GDPR: Where is your data and how did it get there?

GDPR: Where is your data and how did it get there?

This blog was originally published in the IBM Big Data & Analytics Hub on May 10, 2018.

To meet the requirements of the European Union’s General Data Protection Regulation (GDPR), organizations need visibility of all the personal data they have for EU customers and employees.

Organizations must know what data of theirs they have, where it’s stored, who has access to it and how it’s processed. They need to know its lineage, too: where it comes from, what they’ve done with it, processing activities, and where it ends up.

The coach’s take: “With the GDPR, the time has come for businesses everywhere to put processes in place to define, discover and catalogue customers’ personal data.”

This is a formidable governance challenge, especially for larger businesses that hold vast quantities of customer data. That data is often in unstructured forms, such as emails, social media, recorded calls, and spreadsheets.

Compounding the challenge further is the obligation under the GDPR to quickly respond to customers when they request access to their data. Without technology to help, an organization might find it’s almost impossible to avoid breaching the regulations.

How artificial intelligence can help with the GDPR

Artificial intelligence (AI) solutions, which are based on machine learning, have a pivotal role to play in this process. They can help organizations locate customer data, establish where it’s from, remember the reason it’s there and find out in what volumes it’s being stored.

AI solutions like IBM Watson are uniquely suited to this challenge because they can process vast amounts of complex, ambiguous data in seconds and turn these into usable insights.

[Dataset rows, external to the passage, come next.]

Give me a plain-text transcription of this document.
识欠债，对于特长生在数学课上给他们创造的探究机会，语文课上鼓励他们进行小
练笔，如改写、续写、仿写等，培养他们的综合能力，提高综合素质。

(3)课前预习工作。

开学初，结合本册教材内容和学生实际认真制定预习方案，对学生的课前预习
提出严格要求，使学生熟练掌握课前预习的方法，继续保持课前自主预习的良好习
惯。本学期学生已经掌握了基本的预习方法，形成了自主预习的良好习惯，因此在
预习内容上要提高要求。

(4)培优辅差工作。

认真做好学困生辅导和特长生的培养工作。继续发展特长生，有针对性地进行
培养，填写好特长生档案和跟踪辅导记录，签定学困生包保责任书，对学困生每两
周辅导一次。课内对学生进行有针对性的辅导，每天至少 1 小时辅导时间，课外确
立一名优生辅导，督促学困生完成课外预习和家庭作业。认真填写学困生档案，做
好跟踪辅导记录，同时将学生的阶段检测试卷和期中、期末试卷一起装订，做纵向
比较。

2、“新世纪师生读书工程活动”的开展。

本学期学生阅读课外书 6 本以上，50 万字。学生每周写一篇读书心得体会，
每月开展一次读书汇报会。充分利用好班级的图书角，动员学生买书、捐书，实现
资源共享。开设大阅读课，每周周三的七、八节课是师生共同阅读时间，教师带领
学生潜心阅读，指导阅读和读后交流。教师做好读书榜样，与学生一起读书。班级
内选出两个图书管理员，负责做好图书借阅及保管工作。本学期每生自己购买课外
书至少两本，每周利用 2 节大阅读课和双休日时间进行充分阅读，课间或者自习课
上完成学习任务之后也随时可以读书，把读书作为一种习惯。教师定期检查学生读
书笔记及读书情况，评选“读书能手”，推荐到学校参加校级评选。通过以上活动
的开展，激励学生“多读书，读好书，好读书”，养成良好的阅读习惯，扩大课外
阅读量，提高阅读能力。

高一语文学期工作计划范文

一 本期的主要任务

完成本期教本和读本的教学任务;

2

For example, machine learning solutions can discover how many phone numbers or email addresses an organization has in any one repository, allowing for the prioritization of next steps. Techniques such as natural language understanding can help identify personal data from unstructured documents by learning how to understand industry terms and data, and recognize people’s names. This is the technology underpinning IBM Watson solutions.

Machine learning is a key accelerator, since trying to find personal data via patterns or regular-expression searches alone, is not likely to find most of it. Machine learning can be trained to help find far more of it.

AI can also help organizations ensure certain datasets are available only to authorized internal stakeholders. For example, while a manager or an HR department would require access to employees’ personal data such as home address and medical information, the marketing department wouldn’t.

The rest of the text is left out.